1924 articulated steam locomotive

The South African Railways Class GC 2-6-2+2-6-2 of 1924 was an articulated steam locomotive.

In 1924 and 1925, the South African Railways placed six Class GC Garratt articulated steam locomotives with a 2-6-2+2-6-2 Double Prairie type wheel arrangement in branch line service.

==Manufacturer==
Following the good performance of the Class GB branch line Garratts, the first locomotive to be built to the specifications of F.R. Collins after he was appointed as the chief mechanical engineer of the South African Railways in 1922 was a heavier 2-6-2+2-6-2 Double Prairie type Garratt, also intended for branch line work. It was designed and built to his specifications by Beyer, Peacock & Company in 1924.

==Characteristics==
Six locomotives were delivered in 1924 and were erected in the Durban shops of the SAR. They were placed in service in 1924 and 1925, designated Class GC and numbered in the range from 2180 to 2185. The locomotives were superheated, with Belpaire fireboxes, plate frames, Walschaerts valve gear and piston valves.
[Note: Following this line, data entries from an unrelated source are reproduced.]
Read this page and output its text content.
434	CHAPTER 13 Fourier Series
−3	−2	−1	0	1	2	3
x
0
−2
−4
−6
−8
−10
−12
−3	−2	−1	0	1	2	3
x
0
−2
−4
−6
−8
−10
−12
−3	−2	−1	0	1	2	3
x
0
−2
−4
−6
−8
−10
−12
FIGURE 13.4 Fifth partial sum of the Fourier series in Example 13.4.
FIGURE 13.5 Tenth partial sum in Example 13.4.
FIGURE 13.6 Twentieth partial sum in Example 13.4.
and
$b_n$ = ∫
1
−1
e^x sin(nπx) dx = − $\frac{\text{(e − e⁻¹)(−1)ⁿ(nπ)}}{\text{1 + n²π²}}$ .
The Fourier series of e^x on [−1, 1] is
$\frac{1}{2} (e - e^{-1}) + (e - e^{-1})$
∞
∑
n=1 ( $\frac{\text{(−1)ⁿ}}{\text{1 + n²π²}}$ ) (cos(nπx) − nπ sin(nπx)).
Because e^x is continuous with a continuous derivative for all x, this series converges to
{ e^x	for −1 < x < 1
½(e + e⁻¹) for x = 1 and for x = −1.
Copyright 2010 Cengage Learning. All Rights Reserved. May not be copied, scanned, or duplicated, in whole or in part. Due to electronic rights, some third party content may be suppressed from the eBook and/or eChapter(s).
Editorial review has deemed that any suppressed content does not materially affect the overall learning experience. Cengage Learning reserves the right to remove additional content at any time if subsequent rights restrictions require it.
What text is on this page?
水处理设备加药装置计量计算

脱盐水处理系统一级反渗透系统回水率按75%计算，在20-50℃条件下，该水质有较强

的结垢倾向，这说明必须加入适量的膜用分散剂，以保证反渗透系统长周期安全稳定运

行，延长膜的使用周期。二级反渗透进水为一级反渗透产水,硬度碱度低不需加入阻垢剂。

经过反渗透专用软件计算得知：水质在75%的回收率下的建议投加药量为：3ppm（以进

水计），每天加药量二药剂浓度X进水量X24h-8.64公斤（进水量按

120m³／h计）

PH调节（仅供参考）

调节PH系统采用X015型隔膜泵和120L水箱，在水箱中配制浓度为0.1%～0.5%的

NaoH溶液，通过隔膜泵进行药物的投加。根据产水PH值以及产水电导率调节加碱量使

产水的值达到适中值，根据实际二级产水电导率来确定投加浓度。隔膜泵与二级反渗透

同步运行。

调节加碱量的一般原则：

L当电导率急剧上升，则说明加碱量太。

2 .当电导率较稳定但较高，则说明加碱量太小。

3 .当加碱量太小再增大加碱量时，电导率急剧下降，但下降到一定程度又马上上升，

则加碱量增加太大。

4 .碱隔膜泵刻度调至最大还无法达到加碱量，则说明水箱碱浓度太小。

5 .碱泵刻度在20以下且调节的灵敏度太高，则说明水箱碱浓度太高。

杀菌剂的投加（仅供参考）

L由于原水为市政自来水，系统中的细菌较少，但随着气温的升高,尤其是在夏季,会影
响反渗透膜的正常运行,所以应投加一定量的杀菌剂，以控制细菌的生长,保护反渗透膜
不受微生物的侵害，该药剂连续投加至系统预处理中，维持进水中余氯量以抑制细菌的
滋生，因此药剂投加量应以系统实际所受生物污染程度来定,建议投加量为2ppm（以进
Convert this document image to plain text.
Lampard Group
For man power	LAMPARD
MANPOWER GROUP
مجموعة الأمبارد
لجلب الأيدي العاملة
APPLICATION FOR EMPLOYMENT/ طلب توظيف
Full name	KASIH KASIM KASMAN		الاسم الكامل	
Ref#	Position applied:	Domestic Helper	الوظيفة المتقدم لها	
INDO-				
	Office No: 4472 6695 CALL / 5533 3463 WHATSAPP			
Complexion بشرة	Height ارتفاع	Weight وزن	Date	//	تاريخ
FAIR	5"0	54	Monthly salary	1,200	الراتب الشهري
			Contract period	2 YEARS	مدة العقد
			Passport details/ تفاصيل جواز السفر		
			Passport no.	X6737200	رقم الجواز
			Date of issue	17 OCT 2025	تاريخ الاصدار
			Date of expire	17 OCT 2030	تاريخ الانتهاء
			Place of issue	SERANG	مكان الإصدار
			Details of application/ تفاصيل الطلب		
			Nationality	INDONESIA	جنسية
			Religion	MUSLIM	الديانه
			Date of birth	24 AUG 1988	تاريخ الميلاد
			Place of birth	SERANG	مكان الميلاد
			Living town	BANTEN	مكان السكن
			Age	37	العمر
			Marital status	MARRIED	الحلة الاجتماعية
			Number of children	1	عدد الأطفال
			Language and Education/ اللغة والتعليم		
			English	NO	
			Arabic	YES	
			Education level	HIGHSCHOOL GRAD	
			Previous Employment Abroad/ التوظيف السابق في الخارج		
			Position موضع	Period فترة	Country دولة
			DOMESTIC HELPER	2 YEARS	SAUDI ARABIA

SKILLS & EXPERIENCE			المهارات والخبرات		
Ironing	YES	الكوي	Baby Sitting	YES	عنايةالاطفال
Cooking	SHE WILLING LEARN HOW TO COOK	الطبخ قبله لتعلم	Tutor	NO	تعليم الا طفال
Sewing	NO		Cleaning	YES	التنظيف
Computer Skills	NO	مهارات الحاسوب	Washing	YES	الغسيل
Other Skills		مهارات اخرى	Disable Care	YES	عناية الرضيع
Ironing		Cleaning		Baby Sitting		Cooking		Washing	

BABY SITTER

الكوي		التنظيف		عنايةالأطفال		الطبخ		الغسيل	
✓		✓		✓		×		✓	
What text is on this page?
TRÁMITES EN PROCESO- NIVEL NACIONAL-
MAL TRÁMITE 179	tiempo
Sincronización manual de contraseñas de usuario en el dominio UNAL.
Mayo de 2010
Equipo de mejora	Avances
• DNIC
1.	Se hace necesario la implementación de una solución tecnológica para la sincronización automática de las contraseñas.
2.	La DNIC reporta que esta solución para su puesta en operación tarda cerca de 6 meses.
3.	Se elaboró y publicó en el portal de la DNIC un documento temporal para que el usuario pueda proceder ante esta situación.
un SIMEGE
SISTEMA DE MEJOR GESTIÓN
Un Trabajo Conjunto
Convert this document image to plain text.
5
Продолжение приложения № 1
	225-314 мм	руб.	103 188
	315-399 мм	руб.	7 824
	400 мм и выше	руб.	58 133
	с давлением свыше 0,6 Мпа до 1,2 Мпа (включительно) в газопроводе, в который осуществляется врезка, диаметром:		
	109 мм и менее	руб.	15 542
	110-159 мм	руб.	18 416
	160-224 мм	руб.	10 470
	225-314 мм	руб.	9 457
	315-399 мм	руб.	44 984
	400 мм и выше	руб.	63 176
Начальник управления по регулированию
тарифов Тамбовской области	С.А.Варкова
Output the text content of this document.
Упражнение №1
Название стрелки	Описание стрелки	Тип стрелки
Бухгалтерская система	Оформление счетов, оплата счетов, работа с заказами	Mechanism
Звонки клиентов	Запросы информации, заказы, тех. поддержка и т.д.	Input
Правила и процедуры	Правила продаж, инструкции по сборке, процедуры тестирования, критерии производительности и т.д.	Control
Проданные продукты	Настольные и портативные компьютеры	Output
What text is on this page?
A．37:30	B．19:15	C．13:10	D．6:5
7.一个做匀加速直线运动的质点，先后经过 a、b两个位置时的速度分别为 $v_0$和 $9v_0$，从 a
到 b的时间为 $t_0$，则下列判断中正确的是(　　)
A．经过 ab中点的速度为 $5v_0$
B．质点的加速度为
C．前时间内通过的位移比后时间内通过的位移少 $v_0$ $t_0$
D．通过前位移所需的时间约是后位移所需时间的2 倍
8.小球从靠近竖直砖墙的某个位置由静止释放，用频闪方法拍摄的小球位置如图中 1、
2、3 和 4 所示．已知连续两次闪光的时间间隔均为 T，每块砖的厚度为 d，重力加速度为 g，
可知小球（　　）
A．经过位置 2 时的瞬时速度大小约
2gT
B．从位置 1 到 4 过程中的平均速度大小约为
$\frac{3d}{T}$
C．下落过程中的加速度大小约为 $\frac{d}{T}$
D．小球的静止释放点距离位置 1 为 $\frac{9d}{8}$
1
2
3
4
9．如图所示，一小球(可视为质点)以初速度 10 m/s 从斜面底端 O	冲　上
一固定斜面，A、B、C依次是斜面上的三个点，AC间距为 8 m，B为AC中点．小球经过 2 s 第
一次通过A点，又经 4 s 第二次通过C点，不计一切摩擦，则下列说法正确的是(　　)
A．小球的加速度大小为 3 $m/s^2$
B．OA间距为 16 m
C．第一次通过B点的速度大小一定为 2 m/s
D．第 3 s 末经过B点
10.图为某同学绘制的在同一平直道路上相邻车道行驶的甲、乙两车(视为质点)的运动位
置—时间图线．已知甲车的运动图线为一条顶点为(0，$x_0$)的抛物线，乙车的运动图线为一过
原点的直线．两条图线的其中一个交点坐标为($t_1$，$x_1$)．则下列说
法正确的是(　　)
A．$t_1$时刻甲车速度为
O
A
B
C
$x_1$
Like its predecessor Class GB, the heavier Class GC was also a branch line locomotive and its maximum axle load of 11 lt 16 lcwt made it suitable for light rail. It was a more powerful development of the Class GB and was very similar to the Class GK Garratts which had been acquired by the New Cape Central Railway in 1923, but 2 lt heavier and with 1 in smaller diameter cylinders with a 1 in longer stroke.

==Service==
The locomotives were initially placed in service on the Natal South Coast line. Although they later also worked on other branch lines, they spent their entire working lives in Natal until they were withdrawn from service in 1962.